Harvey Hadden Stadium is a purpose-built athletics stadium in the Bilborough district of Nottingham, England. It is the home of Notts Athletics Club (who compete in the Premier Division of the National Athletics League and Midland Counties Athletics League), as well as both the Athletic clubs of Nottingham Trent University and the University of Nottingham. It was used as the home ground for Nottingham Caesars from 1984 to 2021.

It is also used for other sporting events such as American football, Football, Boxing, MMA and Rugby league.

==Facilities==
The stadium is currently operated by Nottingham City Council.

The separate complex facility holds a Gym, Activity Rooms, Sports Hall and Indoor Athletics area.
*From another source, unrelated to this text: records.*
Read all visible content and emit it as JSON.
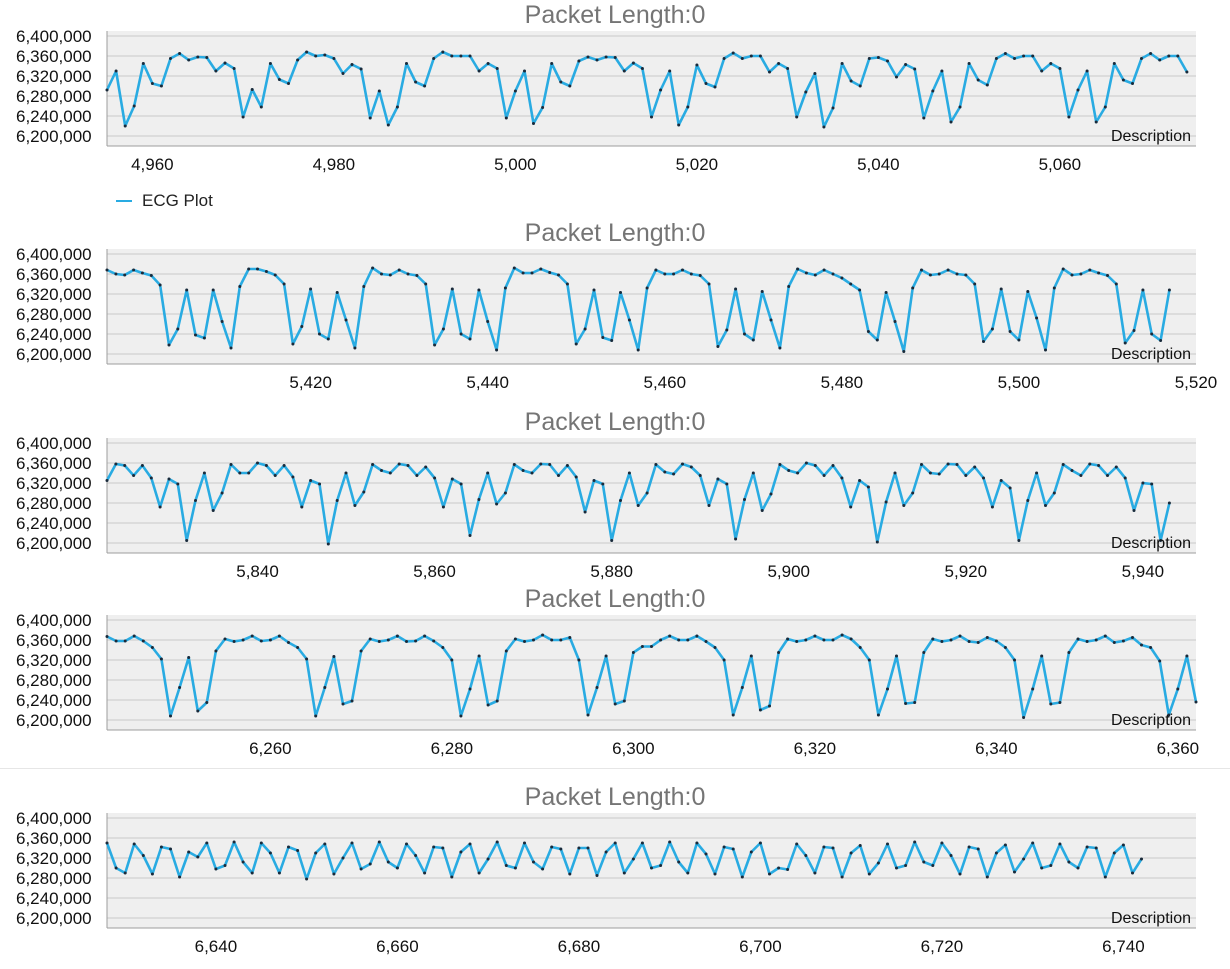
{
  "legend": {
    "label": "ECG Plot",
    "color": "#29abe2"
  },
  "panels": [
    {
      "title_prefix": "Packet Length:",
      "title_value": "0",
      "description": "Description"
    },
    {
      "title_prefix": "Packet Length:",
      "title_value": "0",
      "description": "Description"
    },
    {
      "title_prefix": "Packet Length:",
      "title_value": "0",
      "description": "Description"
    },
    {
      "title_prefix": "Packet Length:",
      "title_value": "0",
      "description": "Description"
    },
    {
      "title_prefix": "Packet Length:",
      "title_value": "0",
      "description": "Description"
    }
  ],
  "chart_data": [
    {
      "type": "line",
      "title": "Packet Length: 0",
      "series_name": "ECG Plot",
      "xlim": [
        4955,
        5075
      ],
      "ylim": [
        6180000,
        6410000
      ],
      "xticks": [
        4960,
        4980,
        5000,
        5020,
        5040,
        5060
      ],
      "xtick_labels": [
        "4,960",
        "4,980",
        "5,000",
        "5,020",
        "5,040",
        "5,060"
      ],
      "yticks": [
        6200000,
        6240000,
        6280000,
        6320000,
        6360000,
        6400000
      ],
      "ytick_labels": [
        "6,200,000",
        "6,240,000",
        "6,280,000",
        "6,320,000",
        "6,360,000",
        "6,400,000"
      ],
      "x_start": 4955,
      "x_step": 1,
      "values": [
        6292000,
        6330000,
        6220000,
        6260000,
        6345000,
        6305000,
        6300000,
        6355000,
        6365000,
        6352000,
        6358000,
        6357000,
        6330000,
        6346000,
        6335000,
        6238000,
        6293000,
        6258000,
        6345000,
        6313000,
        6305000,
        6352000,
        6368000,
        6360000,
        6362000,
        6355000,
        6325000,
        6343000,
        6334000,
        6236000,
        6290000,
        6222000,
        6258000,
        6345000,
        6308000,
        6300000,
        6355000,
        6368000,
        6360000,
        6360000,
        6360000,
        6330000,
        6345000,
        6335000,
        6236000,
        6290000,
        6330000,
        6225000,
        6257000,
        6345000,
        6308000,
        6300000,
        6350000,
        6358000,
        6352000,
        6358000,
        6357000,
        6330000,
        6346000,
        6335000,
        6238000,
        6292000,
        6330000,
        6222000,
        6258000,
        6342000,
        6305000,
        6298000,
        6355000,
        6366000,
        6355000,
        6360000,
        6360000,
        6328000,
        6345000,
        6335000,
        6238000,
        6288000,
        6325000,
        6218000,
        6256000,
        6345000,
        6310000,
        6300000,
        6355000,
        6357000,
        6350000,
        6318000,
        6343000,
        6334000,
        6236000,
        6290000,
        6330000,
        6228000,
        6258000,
        6345000,
        6312000,
        6302000,
        6355000,
        6365000,
        6355000,
        6360000,
        6360000,
        6330000,
        6345000,
        6335000,
        6238000,
        6292000,
        6330000,
        6228000,
        6258000,
        6345000,
        6312000,
        6305000,
        6355000,
        6365000,
        6352000,
        6360000,
        6360000,
        6328000
      ]
    },
    {
      "type": "line",
      "title": "Packet Length: 0",
      "series_name": "ECG Plot",
      "xlim": [
        5397,
        5520
      ],
      "ylim": [
        6180000,
        6410000
      ],
      "xticks": [
        5420,
        5440,
        5460,
        5480,
        5500,
        5520
      ],
      "xtick_labels": [
        "5,420",
        "5,440",
        "5,460",
        "5,480",
        "5,500",
        "5,520"
      ],
      "yticks": [
        6200000,
        6240000,
        6280000,
        6320000,
        6360000,
        6400000
      ],
      "ytick_labels": [
        "6,200,000",
        "6,240,000",
        "6,280,000",
        "6,320,000",
        "6,360,000",
        "6,400,000"
      ],
      "x_start": 5397,
      "x_step": 1,
      "values": [
        6368000,
        6360000,
        6358000,
        6368000,
        6362000,
        6357000,
        6338000,
        6218000,
        6250000,
        6328000,
        6238000,
        6232000,
        6328000,
        6265000,
        6212000,
        6335000,
        6370000,
        6370000,
        6365000,
        6358000,
        6340000,
        6220000,
        6255000,
        6330000,
        6240000,
        6230000,
        6323000,
        6268000,
        6212000,
        6335000,
        6372000,
        6360000,
        6358000,
        6368000,
        6360000,
        6357000,
        6340000,
        6218000,
        6250000,
        6330000,
        6240000,
        6230000,
        6328000,
        6265000,
        6208000,
        6332000,
        6372000,
        6362000,
        6362000,
        6370000,
        6363000,
        6358000,
        6340000,
        6220000,
        6250000,
        6328000,
        6233000,
        6227000,
        6323000,
        6268000,
        6208000,
        6332000,
        6368000,
        6360000,
        6360000,
        6368000,
        6360000,
        6357000,
        6340000,
        6215000,
        6248000,
        6330000,
        6240000,
        6228000,
        6325000,
        6268000,
        6212000,
        6335000,
        6370000,
        6362000,
        6358000,
        6368000,
        6360000,
        6352000,
        6340000,
        6328000,
        6245000,
        6228000,
        6323000,
        6265000,
        6205000,
        6332000,
        6368000,
        6358000,
        6360000,
        6368000,
        6360000,
        6358000,
        6340000,
        6225000,
        6250000,
        6330000,
        6245000,
        6228000,
        6325000,
        6272000,
        6208000,
        6332000,
        6370000,
        6358000,
        6360000,
        6368000,
        6362000,
        6357000,
        6340000,
        6222000,
        6247000,
        6328000,
        6240000,
        6227000,
        6328000
      ]
    },
    {
      "type": "line",
      "title": "Packet Length: 0",
      "series_name": "ECG Plot",
      "xlim": [
        5823,
        5946
      ],
      "ylim": [
        6180000,
        6410000
      ],
      "xticks": [
        5840,
        5860,
        5880,
        5900,
        5920,
        5940
      ],
      "xtick_labels": [
        "5,840",
        "5,860",
        "5,880",
        "5,900",
        "5,920",
        "5,940"
      ],
      "yticks": [
        6200000,
        6240000,
        6280000,
        6320000,
        6360000,
        6400000
      ],
      "ytick_labels": [
        "6,200,000",
        "6,240,000",
        "6,280,000",
        "6,320,000",
        "6,360,000",
        "6,400,000"
      ],
      "x_start": 5823,
      "x_step": 1,
      "values": [
        6325000,
        6358000,
        6355000,
        6335000,
        6355000,
        6330000,
        6272000,
        6328000,
        6318000,
        6205000,
        6285000,
        6340000,
        6265000,
        6300000,
        6357000,
        6340000,
        6340000,
        6360000,
        6355000,
        6335000,
        6355000,
        6332000,
        6272000,
        6325000,
        6318000,
        6198000,
        6285000,
        6340000,
        6275000,
        6302000,
        6357000,
        6345000,
        6340000,
        6358000,
        6355000,
        6335000,
        6352000,
        6330000,
        6272000,
        6328000,
        6318000,
        6215000,
        6287000,
        6340000,
        6278000,
        6300000,
        6357000,
        6345000,
        6340000,
        6358000,
        6357000,
        6335000,
        6355000,
        6332000,
        6262000,
        6325000,
        6318000,
        6205000,
        6285000,
        6340000,
        6275000,
        6300000,
        6357000,
        6342000,
        6338000,
        6358000,
        6352000,
        6335000,
        6275000,
        6328000,
        6318000,
        6208000,
        6287000,
        6340000,
        6265000,
        6298000,
        6357000,
        6345000,
        6340000,
        6360000,
        6355000,
        6335000,
        6355000,
        6330000,
        6272000,
        6325000,
        6312000,
        6202000,
        6282000,
        6340000,
        6275000,
        6300000,
        6357000,
        6340000,
        6338000,
        6358000,
        6357000,
        6335000,
        6352000,
        6330000,
        6272000,
        6325000,
        6310000,
        6205000,
        6285000,
        6340000,
        6275000,
        6300000,
        6357000,
        6345000,
        6335000,
        6358000,
        6355000,
        6335000,
        6352000,
        6330000,
        6265000,
        6320000,
        6318000,
        6205000,
        6280000
      ]
    },
    {
      "type": "line",
      "title": "Packet Length: 0",
      "series_name": "ECG Plot",
      "xlim": [
        6242,
        6362
      ],
      "ylim": [
        6180000,
        6410000
      ],
      "xticks": [
        6260,
        6280,
        6300,
        6320,
        6340,
        6360
      ],
      "xtick_labels": [
        "6,260",
        "6,280",
        "6,300",
        "6,320",
        "6,340",
        "6,360"
      ],
      "yticks": [
        6200000,
        6240000,
        6280000,
        6320000,
        6360000,
        6400000
      ],
      "ytick_labels": [
        "6,200,000",
        "6,240,000",
        "6,280,000",
        "6,320,000",
        "6,360,000",
        "6,400,000"
      ],
      "x_start": 6242,
      "x_step": 1,
      "values": [
        6367000,
        6358000,
        6358000,
        6368000,
        6358000,
        6345000,
        6322000,
        6208000,
        6265000,
        6325000,
        6218000,
        6235000,
        6338000,
        6362000,
        6357000,
        6360000,
        6368000,
        6358000,
        6360000,
        6368000,
        6355000,
        6345000,
        6322000,
        6208000,
        6265000,
        6327000,
        6232000,
        6238000,
        6338000,
        6362000,
        6357000,
        6360000,
        6368000,
        6357000,
        6358000,
        6368000,
        6358000,
        6345000,
        6320000,
        6208000,
        6262000,
        6328000,
        6230000,
        6238000,
        6338000,
        6362000,
        6357000,
        6360000,
        6370000,
        6360000,
        6360000,
        6365000,
        6320000,
        6210000,
        6265000,
        6328000,
        6232000,
        6238000,
        6335000,
        6347000,
        6347000,
        6360000,
        6368000,
        6360000,
        6360000,
        6368000,
        6357000,
        6345000,
        6320000,
        6210000,
        6265000,
        6328000,
        6220000,
        6228000,
        6335000,
        6362000,
        6357000,
        6360000,
        6368000,
        6360000,
        6360000,
        6370000,
        6362000,
        6345000,
        6320000,
        6210000,
        6262000,
        6328000,
        6233000,
        6235000,
        6335000,
        6362000,
        6357000,
        6360000,
        6368000,
        6357000,
        6355000,
        6365000,
        6358000,
        6345000,
        6320000,
        6205000,
        6262000,
        6328000,
        6232000,
        6235000,
        6335000,
        6362000,
        6357000,
        6360000,
        6368000,
        6355000,
        6358000,
        6365000,
        6350000,
        6345000,
        6318000,
        6210000,
        6262000,
        6328000,
        6236000
      ]
    },
    {
      "type": "line",
      "title": "Packet Length: 0",
      "series_name": "ECG Plot",
      "xlim": [
        6628,
        6748
      ],
      "ylim": [
        6180000,
        6410000
      ],
      "xticks": [
        6640,
        6660,
        6680,
        6700,
        6720,
        6740
      ],
      "xtick_labels": [
        "6,640",
        "6,660",
        "6,680",
        "6,700",
        "6,720",
        "6,740"
      ],
      "yticks": [
        6200000,
        6240000,
        6280000,
        6320000,
        6360000,
        6400000
      ],
      "ytick_labels": [
        "6,200,000",
        "6,240,000",
        "6,280,000",
        "6,320,000",
        "6,360,000",
        "6,400,000"
      ],
      "x_start": 6628,
      "x_step": 1,
      "values": [
        6350000,
        6300000,
        6290000,
        6348000,
        6325000,
        6288000,
        6342000,
        6338000,
        6282000,
        6332000,
        6322000,
        6350000,
        6298000,
        6305000,
        6352000,
        6312000,
        6290000,
        6350000,
        6330000,
        6290000,
        6342000,
        6335000,
        6278000,
        6330000,
        6348000,
        6288000,
        6320000,
        6350000,
        6298000,
        6308000,
        6352000,
        6312000,
        6300000,
        6348000,
        6325000,
        6290000,
        6342000,
        6340000,
        6282000,
        6332000,
        6348000,
        6290000,
        6318000,
        6352000,
        6305000,
        6300000,
        6350000,
        6312000,
        6298000,
        6342000,
        6338000,
        6288000,
        6340000,
        6340000,
        6285000,
        6332000,
        6350000,
        6290000,
        6318000,
        6350000,
        6300000,
        6305000,
        6352000,
        6312000,
        6290000,
        6350000,
        6328000,
        6288000,
        6342000,
        6338000,
        6282000,
        6332000,
        6350000,
        6288000,
        6300000,
        6297000,
        6348000,
        6325000,
        6290000,
        6342000,
        6340000,
        6282000,
        6330000,
        6345000,
        6288000,
        6310000,
        6348000,
        6300000,
        6305000,
        6352000,
        6312000,
        6305000,
        6350000,
        6325000,
        6288000,
        6342000,
        6338000,
        6282000,
        6330000,
        6346000,
        6292000,
        6318000,
        6350000,
        6300000,
        6305000,
        6348000,
        6312000,
        6300000,
        6342000,
        6340000,
        6282000,
        6330000,
        6346000,
        6290000,
        6318000
      ]
    }
  ]
}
The Stadium is built into an embankment and has a total capacity of 1600 in which all are housed in the Main Stand. The stand holds a seated capacity of 740 with room for another 800 spectators on a standing terrace on either sides. Opposite the Main Stand there is a slip road coming from the access road to allow a port of call for Emergency vehicles. The Stadium has the usual amenities including Food Kiosks and Bathroom facilities, but Player changing rooms are housed in the main complex building.

The field has a Running Track, Pits and Shot put nets surrounding a sports field.

==Sports==

===Athletics===
Harvey Hadden stadium is the home of Notts Athletics club (est. 1928), who compete in the Premier Division of the National Athletics League and are the largest club in the East Midlands. Despite having to compete against many London clubs that pay their athletes, the club was able to finish 9th, 11th, and 12th in the 2021, 2022, and 2023 seasons, ensuring Premiership survival each year.

===Cycling===
Harvey Hadden stadium is host to a purpose build paved cycling closed circuit, that's 1500m in length The circuit hosts criteriums, as well as, training sessions for local clubs. The circuit was opened in mid-2015 and held its first race in summer 2016

===Rugby League===
The Harvey Hadden Stadium was a former home to the semi-professional Nottingham City RLFC from 1989 until 1993 when the club folded. For a number of years, it was the home of Nottingham Outlaws an amateur rugby league side.

===American football===
From 1984 until 2014, the stadium housed home games for the city's American football club, the Nottingham Caesars. During the renovation of the stadium in 2014 the club vacated but returned in time for the 2016 season. The ground is fully equipped with original American football posts as opposed to Rugby posts which is a common site in the British League. The Caesars training field lies adjacent to the Main Stand.